Why did it fail so spectacularly? Because off-chain goodwill isn't a sustainable business model. You cannot build a financial empire on the hope that the next buyer will feel generous enough to pay an extra 5% out of the goodness of his heart. In a cold market, people don’t pay for what they don’t have to. Value investing requires assets that have an enforceable claim on earnings. If you don't have the legal or technical power to collect your cut, you don't have an asset; you have a wish.

The Replacement Metric: Protocol-Level Revenue Share

If you’re looking for a real return in this digital wilderness, quit chasing the ghosts of NFT royalties. I have shifted my gaze to a different metric: actual protocol-level revenue share.

A value investor looks for “toll bridges” that are hard-coded into the very plumbing of the system. I’m talking about decentralized exchanges or lending protocols where the fees are collected as a function of the service itself, not as a discretionary “thank you” from a buyer. If a protocol facilitates a billion dollars in trades and a portion of every trade is programmatically distributed to token holders, you have a business. If you are relying on a marketplace like OpenSea or Blur to “do the right thing,” you are a victim in waiting.

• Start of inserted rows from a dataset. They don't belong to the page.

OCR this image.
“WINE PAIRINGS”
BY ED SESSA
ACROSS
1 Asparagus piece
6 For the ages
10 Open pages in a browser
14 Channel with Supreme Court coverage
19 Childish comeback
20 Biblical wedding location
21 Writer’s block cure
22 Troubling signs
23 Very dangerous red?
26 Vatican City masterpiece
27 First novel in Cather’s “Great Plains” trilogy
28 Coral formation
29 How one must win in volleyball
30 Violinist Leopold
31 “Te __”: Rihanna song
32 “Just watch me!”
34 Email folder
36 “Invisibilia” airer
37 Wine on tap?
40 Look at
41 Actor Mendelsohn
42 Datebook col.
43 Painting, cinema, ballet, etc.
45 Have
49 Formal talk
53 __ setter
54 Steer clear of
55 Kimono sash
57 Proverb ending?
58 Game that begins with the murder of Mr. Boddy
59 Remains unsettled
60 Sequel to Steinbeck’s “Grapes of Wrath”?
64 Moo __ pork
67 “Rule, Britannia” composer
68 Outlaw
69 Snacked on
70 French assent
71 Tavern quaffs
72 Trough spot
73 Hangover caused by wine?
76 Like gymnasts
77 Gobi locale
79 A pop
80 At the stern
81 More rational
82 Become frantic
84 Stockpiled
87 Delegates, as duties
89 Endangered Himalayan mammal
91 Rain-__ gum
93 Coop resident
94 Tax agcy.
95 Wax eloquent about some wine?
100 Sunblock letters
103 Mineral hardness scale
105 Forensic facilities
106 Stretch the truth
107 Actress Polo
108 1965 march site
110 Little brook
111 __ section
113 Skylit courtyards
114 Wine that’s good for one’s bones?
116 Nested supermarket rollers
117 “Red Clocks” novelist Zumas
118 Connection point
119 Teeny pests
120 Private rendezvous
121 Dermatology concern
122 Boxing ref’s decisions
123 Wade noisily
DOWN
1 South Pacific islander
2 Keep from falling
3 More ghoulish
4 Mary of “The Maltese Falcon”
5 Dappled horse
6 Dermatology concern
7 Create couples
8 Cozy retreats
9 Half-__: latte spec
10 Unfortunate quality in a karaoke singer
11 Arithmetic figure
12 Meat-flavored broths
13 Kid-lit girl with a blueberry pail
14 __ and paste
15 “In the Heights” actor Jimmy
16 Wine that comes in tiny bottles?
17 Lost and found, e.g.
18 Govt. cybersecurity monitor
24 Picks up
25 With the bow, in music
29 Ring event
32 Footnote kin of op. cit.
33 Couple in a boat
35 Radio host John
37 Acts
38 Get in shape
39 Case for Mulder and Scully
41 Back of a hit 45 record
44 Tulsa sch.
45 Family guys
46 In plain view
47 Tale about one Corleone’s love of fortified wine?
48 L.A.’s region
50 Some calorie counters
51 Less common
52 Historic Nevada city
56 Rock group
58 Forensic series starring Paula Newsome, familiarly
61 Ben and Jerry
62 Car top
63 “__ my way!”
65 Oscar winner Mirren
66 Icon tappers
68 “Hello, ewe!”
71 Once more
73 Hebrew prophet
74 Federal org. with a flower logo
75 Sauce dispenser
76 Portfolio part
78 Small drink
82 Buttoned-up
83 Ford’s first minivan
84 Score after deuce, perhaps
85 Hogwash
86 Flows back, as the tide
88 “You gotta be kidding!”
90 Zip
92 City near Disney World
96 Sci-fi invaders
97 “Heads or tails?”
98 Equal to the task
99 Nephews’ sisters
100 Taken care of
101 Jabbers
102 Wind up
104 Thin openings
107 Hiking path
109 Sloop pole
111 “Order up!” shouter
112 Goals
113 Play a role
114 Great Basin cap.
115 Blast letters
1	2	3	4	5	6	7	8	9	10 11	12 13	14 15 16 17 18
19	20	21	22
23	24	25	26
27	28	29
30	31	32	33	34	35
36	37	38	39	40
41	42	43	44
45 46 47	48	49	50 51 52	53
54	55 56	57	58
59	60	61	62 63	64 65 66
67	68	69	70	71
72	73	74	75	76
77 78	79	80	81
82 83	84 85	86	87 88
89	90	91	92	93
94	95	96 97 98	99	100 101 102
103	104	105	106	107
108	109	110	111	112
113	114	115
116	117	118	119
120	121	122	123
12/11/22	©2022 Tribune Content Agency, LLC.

The great royalties reckoning has been a painful lesson for many, but a necessary one. It has stripped away the neon paint and revealed the rusty gears beneath. We are returning to the iron laws of economics. If you want to be an investor, look for cash flow that is structural, not sentimental. Unless there’s a hard-coded, inescapable claim on real revenue, you aren’t holding a ticket to the future; you’re just holding a receipt for a dream that’s gone bust. Stick to the machines that produce, and leave the fairy dust to the dreamers.

"The trouble with a business model based on hope is that hope is not a line item on a balance sheet".